I have recently been looking at GitHub - mathiasbourgoin/SPOC: Stream Processing with OCaml for OCaml GPGPU, and I have a few questions.

  1. Licensing. I’m not a lawyer, and this is not legal advice: Is that correct that Cecill == GPL and Cecill-B == BSD/MIT/APACHE ? This is confusing me as the web refers it to “Cecill family of licenses”, and in my mind, GPL/LGPL/AGPL does not belong in the same ‘family’ as MIT/BSD/APACHE.

  2. Naming. So in Cuda, we have two parts:

2.1. the *.cu files (actual cuda kernel), written in Cuda-C, compiled and run on the GPUs
2.2. some C/C++ wrapper that calls the Cuda drivers (on CPU side) to control stuff like: upload data to GPU, download data from GPU, call kernels on GPU variables, etc …

Is it correct that Sarek == OCaml DSL for writing cu files, and SPOC == doing the C/C++ driver side of uploading/downloading data / running kernels

  1. Assuming I’m right on #2, I’m looking at the Sarek demos at SPOC/SpocLibs/Benchmarks at master · mathiasbourgoin/SPOC · GitHub – and I’m not finding Matrix Multiply.

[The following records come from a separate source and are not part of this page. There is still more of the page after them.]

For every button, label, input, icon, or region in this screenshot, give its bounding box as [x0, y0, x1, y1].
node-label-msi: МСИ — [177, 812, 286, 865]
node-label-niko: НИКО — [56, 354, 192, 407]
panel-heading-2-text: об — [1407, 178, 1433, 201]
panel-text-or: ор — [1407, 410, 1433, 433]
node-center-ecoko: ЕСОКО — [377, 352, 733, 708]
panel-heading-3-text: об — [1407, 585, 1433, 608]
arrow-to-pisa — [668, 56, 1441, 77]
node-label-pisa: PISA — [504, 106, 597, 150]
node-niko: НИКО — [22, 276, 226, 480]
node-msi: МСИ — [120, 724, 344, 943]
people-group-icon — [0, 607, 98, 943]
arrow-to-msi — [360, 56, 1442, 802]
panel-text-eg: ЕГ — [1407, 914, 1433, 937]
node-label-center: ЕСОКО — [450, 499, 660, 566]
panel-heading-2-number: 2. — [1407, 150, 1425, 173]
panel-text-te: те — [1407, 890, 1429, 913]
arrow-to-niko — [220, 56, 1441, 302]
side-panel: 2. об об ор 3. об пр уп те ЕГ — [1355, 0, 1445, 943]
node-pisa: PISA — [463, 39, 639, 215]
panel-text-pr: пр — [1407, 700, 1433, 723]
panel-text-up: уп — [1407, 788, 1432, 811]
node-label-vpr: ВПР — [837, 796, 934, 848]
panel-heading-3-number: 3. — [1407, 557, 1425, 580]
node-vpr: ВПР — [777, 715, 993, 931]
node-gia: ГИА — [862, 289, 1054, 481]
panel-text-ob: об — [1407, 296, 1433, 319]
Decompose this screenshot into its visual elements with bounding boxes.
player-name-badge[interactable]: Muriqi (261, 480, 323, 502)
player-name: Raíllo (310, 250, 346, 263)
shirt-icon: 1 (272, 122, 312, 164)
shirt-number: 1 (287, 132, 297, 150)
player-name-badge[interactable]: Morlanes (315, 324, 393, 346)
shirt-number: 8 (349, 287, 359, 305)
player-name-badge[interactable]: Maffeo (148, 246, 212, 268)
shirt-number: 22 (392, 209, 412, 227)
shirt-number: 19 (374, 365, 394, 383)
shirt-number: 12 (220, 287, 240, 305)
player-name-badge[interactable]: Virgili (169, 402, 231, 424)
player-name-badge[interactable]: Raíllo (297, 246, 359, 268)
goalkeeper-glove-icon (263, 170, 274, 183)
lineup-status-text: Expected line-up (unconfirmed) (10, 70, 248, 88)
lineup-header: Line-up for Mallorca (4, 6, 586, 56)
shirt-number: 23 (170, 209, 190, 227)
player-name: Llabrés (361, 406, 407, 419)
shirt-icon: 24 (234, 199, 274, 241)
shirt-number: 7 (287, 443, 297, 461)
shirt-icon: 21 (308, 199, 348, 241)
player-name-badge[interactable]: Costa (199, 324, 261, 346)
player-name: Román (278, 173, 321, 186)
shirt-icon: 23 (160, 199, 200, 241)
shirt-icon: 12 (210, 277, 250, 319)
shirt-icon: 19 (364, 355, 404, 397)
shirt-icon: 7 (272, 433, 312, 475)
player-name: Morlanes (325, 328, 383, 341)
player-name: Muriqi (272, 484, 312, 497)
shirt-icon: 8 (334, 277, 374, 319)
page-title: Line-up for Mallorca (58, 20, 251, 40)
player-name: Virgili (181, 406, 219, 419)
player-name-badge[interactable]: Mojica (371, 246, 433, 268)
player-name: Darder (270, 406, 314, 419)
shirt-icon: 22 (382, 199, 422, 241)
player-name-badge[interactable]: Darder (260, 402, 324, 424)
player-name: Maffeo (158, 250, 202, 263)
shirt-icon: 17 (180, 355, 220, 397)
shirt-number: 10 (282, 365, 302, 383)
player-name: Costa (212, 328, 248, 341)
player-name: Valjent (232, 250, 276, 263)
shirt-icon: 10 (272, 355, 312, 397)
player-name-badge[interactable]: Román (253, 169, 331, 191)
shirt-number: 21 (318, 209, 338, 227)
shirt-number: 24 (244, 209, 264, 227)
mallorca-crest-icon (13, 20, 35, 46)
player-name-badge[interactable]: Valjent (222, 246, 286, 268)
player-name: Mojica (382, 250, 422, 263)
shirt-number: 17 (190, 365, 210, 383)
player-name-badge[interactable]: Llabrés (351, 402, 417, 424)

I am wondering if anyone has sample Sarek code for CUDA C++ Programming Guide

The reason I bring up this example is the following reason:

3.1 In Cuda sgemm, we do it in “tiles” and there is the issue of picking tile sizes. In C/C++/Cu land, this means a mess of keeping track of quite a few constants.

3.2 I’m wondering, in Spoc/Sarek, since the CU is generated at runtime, if there is an easier/cleaner way to handle this, i.e. both Spock/Sarek take the same tile_config as a parameter, and generates “tile size compatible” code for the Spock/Sarek interaction.

If I am understanding everything correctly, this could be a situation where Spock/Sarek has “cleaner” code because everything is in one language.

PS: If you have comments/insights on Spoc/Sarek, only tangentially related to the above, I’m interested in hearing them too.